We've already seen announced, well, actually announced and moving towards execution, is 44 deals between banks and credit unions so far in the first two months of the year. So I think it was 25 banks and 19 credit unions. And then we've seen roughly about another 40 that have been announced but have not been executed yet. And so for us, the real, I guess, validation is that there have been several that have already been executed where it was either a Jack Henry institution and one of our competitor institutions merged, and they were roughly about the same size. We call those mergers of equals. And of the four that have happened so far, Jack Henry's won three of them. And so I would say when you go back several years ago, that probably wasn't the case at those size institutions.

In fact, two of those brought us a combined $15 billion institution, and one of them was over a $20 billion institution. So when you look at two sevens or two tens or whatever merging together, we're having good success there. And I think it goes back to what I originally referenced. It's the culture, the service, the innovation, the strategy, and the execution that are helping us win those.

John Davis
Payments and FinTech Analyst, RayJ

Okay. Great. I think we have a minute or so left if there's any questions in the audience. All right. So last one for me, Greg. Just you took over the helm about eight months ago. Obviously, you've been at the company 14 years. But maybe what surprised you? And more importantly, what are you most excited about over the next few years at Jack Henry?

Greg Adelson
CEO, Jack Henry

Yeah. I honestly don't think much has surprised me. I was very fortunate to have a great mentor and our former boss, our former CEO, Dave Foss. So between he and the board positioned me really well. I was COO for four and a half years before taking this role and ran our payments business for the time prior to that. So not really much of a surprise. Obviously, doing these types of things are new, but I do a lot of public speaking, so that's not necessarily an issue. The biggest part that I'm very fortunate to be CEO of this company, I think, as I mentioned before, we've got a great culture, and we have a great associate base. What I'm the most excited about, I think, is really just what we are doing right now in the space is unique.

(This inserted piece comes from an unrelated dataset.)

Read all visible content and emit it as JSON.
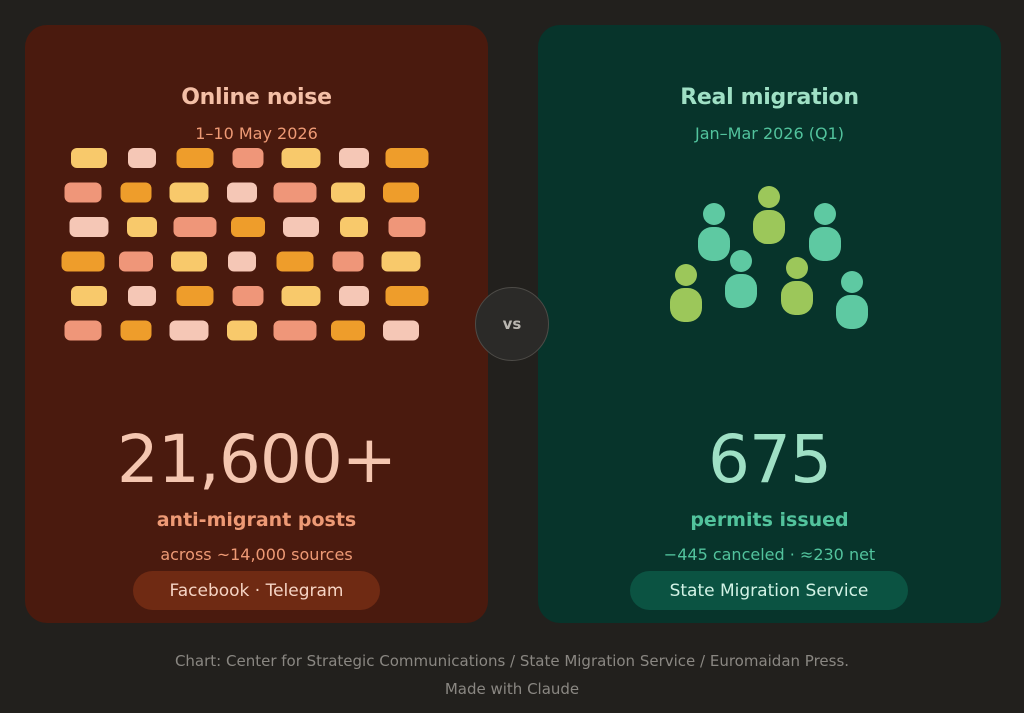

And again, we continue to hear it from our tech strategy, from our SMB strategy. And my big focus is we didn't get into acquisitions, but I'll dovetail it in real quick. I mean, acquisitions are still a big part of what we are focused on looking at. But also, we have such an amazing opportunity in front of us with the strategies we've already put in front. So execution is the most important part to me. If we do what we say we're going to do, we're going to be just fine. If we find an acquisition that we can dovetail in, great. But my excitement is really about our strategy and our level of execution and our level of differentiation, especially in the SMB space.

John Davis
Payments and FinTech Analyst, RayJ

Okay. Great. I think we're going to have to wrap it there. Thanks, Greg. The breakout.